I need some assistance with these assignment. the role of judges in making law in uk courts Thank you in advance for the help! This principle of precedent is also known as 'stare decisis'. This precedent should be created by a high ranking court and not from the courts of first instance. They are supposed to follow strictly the already existing law and precedents. Often these courts would be engaged in fact finding since they are not expected to hear full legal arguments of the parties. The courts administration documents and reports the decisions from 1865 in U.K. It is called now Incorporated Council of Law Reporting for England and Wales. It brings out The Weekly Law Reports and The Law Reports. The decisions that are taken as legal precedents shall have 'ratio decidendi' behind them. The ratio decidendi must be related to the law and not on factual findings. It can not also be 'obiter dictum' mentioned as a passing reference while deciding the case and shall have no legal basis for future decisions. The ratio which is binding shall have legal principles and rules considered for finding a solution for the problem in the case. The 'obiter dicta' however are treated as persuasive authority which later judges can use them for arriving at their decisions but are not bound to treat them as precedents.(UK law online)

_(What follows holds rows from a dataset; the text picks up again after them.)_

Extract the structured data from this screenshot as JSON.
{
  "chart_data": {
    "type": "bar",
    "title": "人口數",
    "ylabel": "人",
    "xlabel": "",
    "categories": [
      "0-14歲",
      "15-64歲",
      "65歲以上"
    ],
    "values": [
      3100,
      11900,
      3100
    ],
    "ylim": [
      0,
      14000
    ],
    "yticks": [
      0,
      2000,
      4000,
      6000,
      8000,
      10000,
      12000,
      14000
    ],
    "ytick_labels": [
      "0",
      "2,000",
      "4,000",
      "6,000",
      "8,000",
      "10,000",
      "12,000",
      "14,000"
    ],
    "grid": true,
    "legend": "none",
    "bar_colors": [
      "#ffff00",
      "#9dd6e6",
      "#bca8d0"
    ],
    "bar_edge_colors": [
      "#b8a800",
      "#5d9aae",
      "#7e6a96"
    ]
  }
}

Precedent has a very important role in the common law. It ensures certainty and consistency and logical progression and development in the law. At the same time it can be rigid and also complex - what is "the law" on a subject may be very difficult to find or to state as it is spread across many cases. So, many countries (especially in Continental Europe) prefer a codified system in which laws are set out in legislation and cases which apply them may be illustrative but do not become binding. The law is also easier to find and to state and is rationally prospective rather than based on the chance event of litigation, which may give rise to laws based on extreme or unusual situations or unevenly argued cases. For example, here is the offence of murder in US Federal Law. By contrast, the law of murder in England is contained in several cases, and even having read them there may be room for doubt. As for English law, the classic definition of murder is considered to be that given by Lord Chief Justice Coke who (writing in the early seventeenth century) said: "Murder is when a man of sound memory and of the age of discretion, unlawfully killeth within any county of the realm any reasonable creature in rerum natura under the King's peace, with malice aforethought, either expressed by the party or implied by law, so as the party wo, or hurt etc. die of the wound or hurt etc .within a year and a day of the same." (UK Law online)

Blackstone stated in eighteenth century that court decisions were mere evidence of common law.